The political economy of pharmaceutical patents: sectional interests and the African group at the WTO, by Sherry S. Marcellin, Farnham, Ashgate, 2010, 226 pp., £55.00 (hardback), ISBN 9781409412144
This is an outstanding book which makes an important contribution to a subject that remains underexamined: the role of power, dominance, influence and control in international institutions. The book essentially addresses two linked themes: institutional capture by private interests, and the losses suffered by African countries, and developing countries in general, in international bargaining and negotiations. The theatre of negotiations that Marcellin focuses on is the World Trade Organization (WTO), and the Agreement on Trade-Related Aspects of Intellectual Property Rights (TRIPS) in particular. The book is well structured with a cogent, persuasive and clear argument, thoroughly supported with necessary details and a lot of data. Drawing on Robert Cox's Braudelian historical structures framework, Marcellin employs a theoretical framework that approaches decision-making in international trade as a function of the dominant political–economic framework. The power of this approach is that it does not take for granted the economists' rationalist assumption of institutions as value-free, neutral and somehow necessary for the efficient function of global capitalism.

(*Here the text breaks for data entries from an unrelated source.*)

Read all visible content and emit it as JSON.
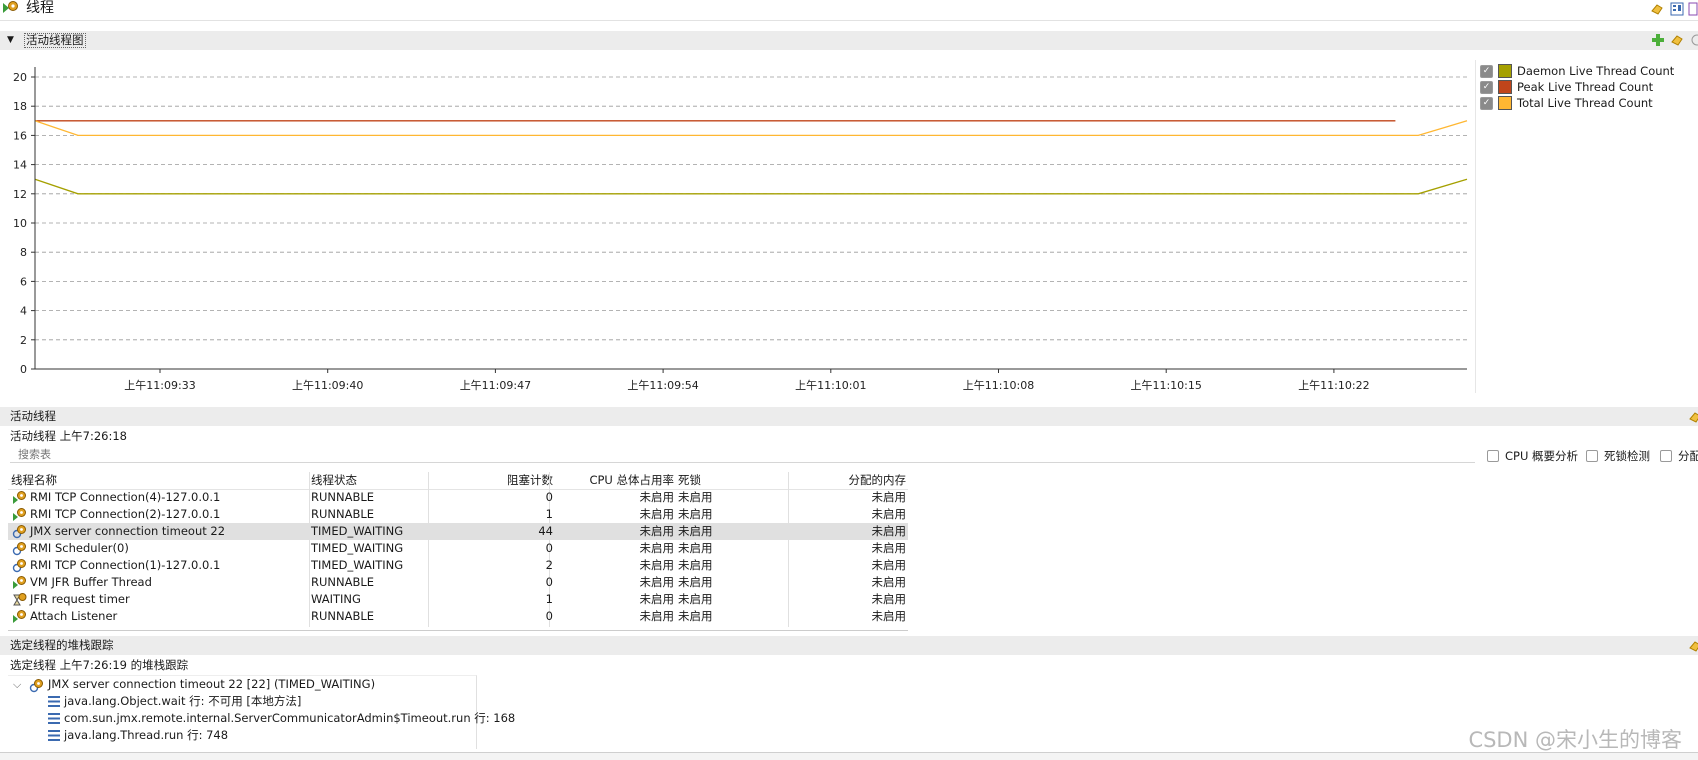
{
  "window": {
    "title": "线程"
  },
  "chart_section": {
    "title": "活动线程图"
  },
  "chart_data": {
    "type": "line",
    "y_ticks": [
      "0",
      "2",
      "4",
      "6",
      "8",
      "10",
      "12",
      "14",
      "16",
      "18",
      "20"
    ],
    "x_ticks": [
      "上午11:09:33",
      "上午11:09:40",
      "上午11:09:47",
      "上午11:09:54",
      "上午11:10:01",
      "上午11:10:08",
      "上午11:10:15",
      "上午11:10:22"
    ],
    "ylim": [
      0,
      20
    ],
    "grid": true,
    "legend_position": "right",
    "series": [
      {
        "name": "Daemon Live Thread Count",
        "color": "#a5a000",
        "x": [
          0,
          0.03,
          0.966,
          1.0
        ],
        "values": [
          13,
          12,
          12,
          13
        ]
      },
      {
        "name": "Peak Live Thread Count",
        "color": "#c0451a",
        "x": [
          0,
          0.95
        ],
        "values": [
          17,
          17
        ]
      },
      {
        "name": "Total Live Thread Count",
        "color": "#ffb732",
        "x": [
          0,
          0.03,
          0.966,
          1.0
        ],
        "values": [
          17,
          16,
          16,
          17
        ]
      }
    ]
  },
  "legend": [
    {
      "label": "Daemon Live Thread Count",
      "color": "#a5a000",
      "checked": true
    },
    {
      "label": "Peak Live Thread Count",
      "color": "#c0451a",
      "checked": true
    },
    {
      "label": "Total Live Thread Count",
      "color": "#ffb732",
      "checked": true
    }
  ],
  "threads_section": {
    "title": "活动线程",
    "timestamp": "活动线程 上午7:26:18",
    "search_placeholder": "搜索表",
    "options": [
      "CPU 概要分析",
      "死锁检测",
      "分配"
    ],
    "columns": [
      "线程名称",
      "线程状态",
      "阻塞计数",
      "CPU 总体占用率",
      "死锁",
      "分配的内存"
    ],
    "rows": [
      {
        "name": "RMI TCP Connection(4)-127.0.0.1",
        "state": "RUNNABLE",
        "blocked": "0",
        "cpu": "未启用",
        "deadlock": "未启用",
        "memory": "未启用",
        "icon": "thread-running-icon"
      },
      {
        "name": "RMI TCP Connection(2)-127.0.0.1",
        "state": "RUNNABLE",
        "blocked": "1",
        "cpu": "未启用",
        "deadlock": "未启用",
        "memory": "未启用",
        "icon": "thread-running-icon"
      },
      {
        "name": "JMX server connection timeout 22",
        "state": "TIMED_WAITING",
        "blocked": "44",
        "cpu": "未启用",
        "deadlock": "未启用",
        "memory": "未启用",
        "icon": "thread-waiting-icon",
        "selected": true
      },
      {
        "name": "RMI Scheduler(0)",
        "state": "TIMED_WAITING",
        "blocked": "0",
        "cpu": "未启用",
        "deadlock": "未启用",
        "memory": "未启用",
        "icon": "thread-waiting-icon"
      },
      {
        "name": "RMI TCP Connection(1)-127.0.0.1",
        "state": "TIMED_WAITING",
        "blocked": "2",
        "cpu": "未启用",
        "deadlock": "未启用",
        "memory": "未启用",
        "icon": "thread-waiting-icon"
      },
      {
        "name": "VM JFR Buffer Thread",
        "state": "RUNNABLE",
        "blocked": "0",
        "cpu": "未启用",
        "deadlock": "未启用",
        "memory": "未启用",
        "icon": "thread-running-icon"
      },
      {
        "name": "JFR request timer",
        "state": "WAITING",
        "blocked": "1",
        "cpu": "未启用",
        "deadlock": "未启用",
        "memory": "未启用",
        "icon": "hourglass-icon"
      },
      {
        "name": "Attach Listener",
        "state": "RUNNABLE",
        "blocked": "0",
        "cpu": "未启用",
        "deadlock": "未启用",
        "memory": "未启用",
        "icon": "thread-running-icon"
      }
    ]
  },
  "stack_section": {
    "title": "选定线程的堆栈跟踪",
    "timestamp": "选定线程 上午7:26:19 的堆栈跟踪",
    "thread": "JMX server connection timeout 22 [22] (TIMED_WAITING)",
    "frames": [
      "java.lang.Object.wait 行: 不可用 [本地方法]",
      "com.sun.jmx.remote.internal.ServerCommunicatorAdmin$Timeout.run 行: 168",
      "java.lang.Thread.run 行: 748"
    ]
  },
  "watermark": "CSDN @宋小生的博客"
}
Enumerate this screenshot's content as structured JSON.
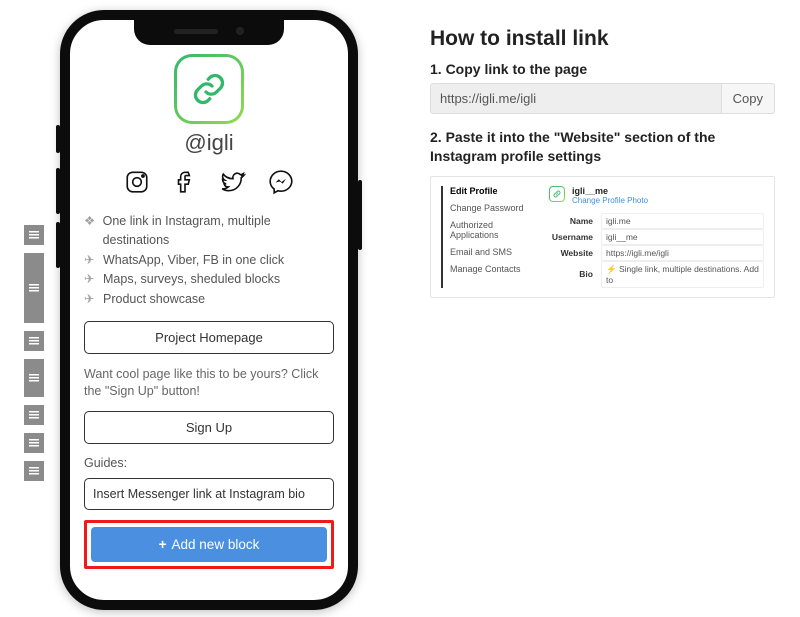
{
  "sidebar": {
    "handle_heights": [
      20,
      70,
      20,
      38,
      20,
      20,
      20
    ]
  },
  "phone": {
    "username": "@igli",
    "social": [
      "instagram-icon",
      "facebook-icon",
      "twitter-icon",
      "messenger-icon"
    ],
    "features": [
      "One link in Instagram, multiple destinations",
      "WhatsApp, Viber, FB in one click",
      "Maps, surveys, sheduled blocks",
      "Product showcase"
    ],
    "project_btn": "Project Homepage",
    "hint": "Want cool page like this to be yours? Click the \"Sign Up\" button!",
    "signup_btn": "Sign Up",
    "guides_label": "Guides:",
    "messenger_btn": "Insert Messenger link at Instagram bio",
    "add_btn": "Add new block"
  },
  "right": {
    "title": "How to install link",
    "step1": "1. Copy link to the page",
    "link": "https://igli.me/igli",
    "copy_btn": "Copy",
    "step2": "2. Paste it into the \"Website\" section of the Instagram profile settings",
    "ig_menu": [
      "Edit Profile",
      "Change Password",
      "Authorized Applications",
      "Email and SMS",
      "Manage Contacts"
    ],
    "ig_user": "igli__me",
    "ig_cpp": "Change Profile Photo",
    "ig_fields": {
      "Name": "igli.me",
      "Username": "igli__me",
      "Website": "https://igli.me/igli",
      "Bio": "⚡ Single link, multiple destinations. Add to"
    }
  }
}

For all its pretensions that all member countries of the WTO are equal before the organisation's laws, some are more equal than others. The historical record of almost five decades of trade negotiations – which I detailed in my own doctoral research – demonstrates quite clearly that the General Agreement on Tariffs and Trade, the legal and institutional basis of the global trade regime embodied in the WTO, was dominated by the Western world. Marcellin takes this argument further and convincingly demonstrates the way in which private corporate interests, especially the pharmaceutical industry, have secured their demands for an international patent code under what has become a cornerstone agreement of the global trade regime, the TRIPS agreement. The book thus presents an outstanding case study of ‘institutional capture’ by the transnational pharmaceutical industry, dominated as it is by the United States.

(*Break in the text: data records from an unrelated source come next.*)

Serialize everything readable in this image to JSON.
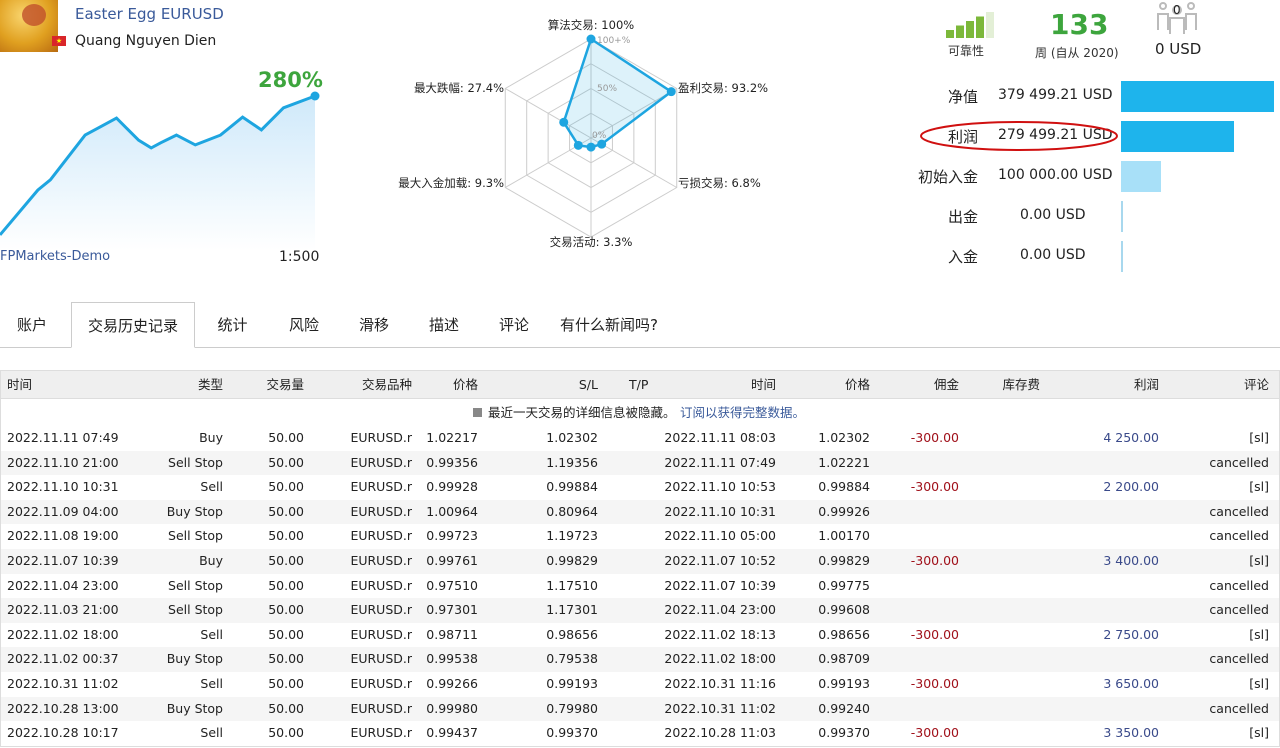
{
  "signal": {
    "title": "Easter Egg EURUSD",
    "author": "Quang Nguyen Dien",
    "gain": "280%",
    "server": "FPMarkets-Demo",
    "leverage": "1:500"
  },
  "equity_curve": {
    "type": "line",
    "x": [
      0,
      12,
      16,
      27,
      37,
      44,
      48,
      51,
      56,
      62,
      70,
      77,
      83,
      90,
      100
    ],
    "values": [
      10,
      97,
      117,
      204,
      237,
      194,
      179,
      189,
      204,
      185,
      204,
      239,
      214,
      257,
      280
    ]
  },
  "radar": {
    "type": "radar",
    "scale_labels": [
      "100+%",
      "50%",
      "0%"
    ],
    "axes": [
      {
        "label": "算法交易: 100%",
        "value": 100
      },
      {
        "label": "盈利交易: 93.2%",
        "value": 93.2
      },
      {
        "label": "亏损交易: 6.8%",
        "value": 6.8
      },
      {
        "label": "交易活动: 3.3%",
        "value": 3.3
      },
      {
        "label": "最大入金加载: 9.3%",
        "value": 9.3
      },
      {
        "label": "最大跌幅: 27.4%",
        "value": 27.4
      }
    ],
    "color": "#1ea5e0"
  },
  "stats": {
    "reliability_label": "可靠性",
    "reliability_bars": 4,
    "weeks": "133",
    "weeks_label": "周 (自从 2020)",
    "subscribers": "0",
    "subscribers_usd": "0 USD"
  },
  "finance": [
    {
      "label": "净值",
      "value": "379 499.21 USD",
      "amount": 379499.21,
      "color": "#1eb4ec"
    },
    {
      "label": "利润",
      "value": "279 499.21 USD",
      "amount": 279499.21,
      "color": "#1eb4ec"
    },
    {
      "label": "初始入金",
      "value": "100 000.00 USD",
      "amount": 100000,
      "color": "#a8e0f8"
    },
    {
      "label": "出金",
      "value": "0.00 USD",
      "amount": 0,
      "color": "#a8d8ee"
    },
    {
      "label": "入金",
      "value": "0.00 USD",
      "amount": 0,
      "color": "#a8d8ee"
    }
  ],
  "tabs": [
    "账户",
    "交易历史记录",
    "统计",
    "风险",
    "滑移",
    "描述",
    "评论",
    "有什么新闻吗?"
  ],
  "active_tab": 1,
  "table": {
    "headers": [
      "时间",
      "类型",
      "交易量",
      "交易品种",
      "价格",
      "S/L",
      "T/P",
      "时间",
      "价格",
      "佣金",
      "库存费",
      "利润",
      "评论"
    ],
    "notice": "最近一天交易的详细信息被隐藏。",
    "notice_link": "订阅以获得完整数据。",
    "rows": [
      [
        "2022.11.11 07:49",
        "Buy",
        "50.00",
        "EURUSD.r",
        "1.02217",
        "1.02302",
        "",
        "2022.11.11 08:03",
        "1.02302",
        "-300.00",
        "",
        "4 250.00",
        "[sl]"
      ],
      [
        "2022.11.10 21:00",
        "Sell Stop",
        "50.00",
        "EURUSD.r",
        "0.99356",
        "1.19356",
        "",
        "2022.11.11 07:49",
        "1.02221",
        "",
        "",
        "",
        "cancelled"
      ],
      [
        "2022.11.10 10:31",
        "Sell",
        "50.00",
        "EURUSD.r",
        "0.99928",
        "0.99884",
        "",
        "2022.11.10 10:53",
        "0.99884",
        "-300.00",
        "",
        "2 200.00",
        "[sl]"
      ],
      [
        "2022.11.09 04:00",
        "Buy Stop",
        "50.00",
        "EURUSD.r",
        "1.00964",
        "0.80964",
        "",
        "2022.11.10 10:31",
        "0.99926",
        "",
        "",
        "",
        "cancelled"
      ],
      [
        "2022.11.08 19:00",
        "Sell Stop",
        "50.00",
        "EURUSD.r",
        "0.99723",
        "1.19723",
        "",
        "2022.11.10 05:00",
        "1.00170",
        "",
        "",
        "",
        "cancelled"
      ],
      [
        "2022.11.07 10:39",
        "Buy",
        "50.00",
        "EURUSD.r",
        "0.99761",
        "0.99829",
        "",
        "2022.11.07 10:52",
        "0.99829",
        "-300.00",
        "",
        "3 400.00",
        "[sl]"
      ],
      [
        "2022.11.04 23:00",
        "Sell Stop",
        "50.00",
        "EURUSD.r",
        "0.97510",
        "1.17510",
        "",
        "2022.11.07 10:39",
        "0.99775",
        "",
        "",
        "",
        "cancelled"
      ],
      [
        "2022.11.03 21:00",
        "Sell Stop",
        "50.00",
        "EURUSD.r",
        "0.97301",
        "1.17301",
        "",
        "2022.11.04 23:00",
        "0.99608",
        "",
        "",
        "",
        "cancelled"
      ],
      [
        "2022.11.02 18:00",
        "Sell",
        "50.00",
        "EURUSD.r",
        "0.98711",
        "0.98656",
        "",
        "2022.11.02 18:13",
        "0.98656",
        "-300.00",
        "",
        "2 750.00",
        "[sl]"
      ],
      [
        "2022.11.02 00:37",
        "Buy Stop",
        "50.00",
        "EURUSD.r",
        "0.99538",
        "0.79538",
        "",
        "2022.11.02 18:00",
        "0.98709",
        "",
        "",
        "",
        "cancelled"
      ],
      [
        "2022.10.31 11:02",
        "Sell",
        "50.00",
        "EURUSD.r",
        "0.99266",
        "0.99193",
        "",
        "2022.10.31 11:16",
        "0.99193",
        "-300.00",
        "",
        "3 650.00",
        "[sl]"
      ],
      [
        "2022.10.28 13:00",
        "Buy Stop",
        "50.00",
        "EURUSD.r",
        "0.99980",
        "0.79980",
        "",
        "2022.10.31 11:02",
        "0.99240",
        "",
        "",
        "",
        "cancelled"
      ],
      [
        "2022.10.28 10:17",
        "Sell",
        "50.00",
        "EURUSD.r",
        "0.99437",
        "0.99370",
        "",
        "2022.10.28 11:03",
        "0.99370",
        "-300.00",
        "",
        "3 350.00",
        "[sl]"
      ]
    ]
  }
}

In some sense Marcellin's book is a continuation of the work of Robert Cox and Harold Jacobson in their Anatomy of Influence, first published 40 years ago, in 1973. Their main argument was that institutions like the WTO were not autonomous creations that emerged, value-free, from nowhere, nor were they merely outcomes of rational human endeavour; rather, international institutions are products of hegemonic powers and subject to prevailing environmental forces. The WTO, then, is a creation of its time, a time of liberal capitalist hegemony dominated by the US and its allies, who have consistently shored up their power in key institutions that preside over the global political economy. With specific reference to institutional capture and shoring up the transnational pharmaceutical industry's power, dominance and influence in the WTO, Marcellin demonstrates very effectively how conflict and power relations in TRIPS negotiations left developing countries, especially African countries, without any measurable gains and effectively forced them into compliance with industry demands for a patent regime. The outcome of this bargaining process was a TRIPS regime stripped of human welfare considerations. The main reasons for these losses on the part of developing countries (DCs) are captured in the following passage:
One of the most fundamental drawbacks faced by DCs [in the global political economy] is their inability to bargain on a level playing field with their industrialised counterparts. An important structural issue putting many such countries at a disadvantage is the lack of resources, capacity and/or expertise for effective deliberation… Most small delegations do not have the appropriate resources either in Geneva or in their capitals to service the negotiating process and thereby participate meaningfully in what could be a meeting of primary importance for their national interests. (144)
Marcellin's book makes a significant contribution to a debate that has remained obscured by dominant discourses on global political economy. The one big concern – through no fault of the author – is that it may be lost in the maelstrom of discussions and obsessions over global banking, financial and economic crises, due to its focus on the global trade regime and intellectual property rights. These concerns appear to have dissolved into the background of ‘international’ affairs, and remain, at least for now, relatively unchallenged.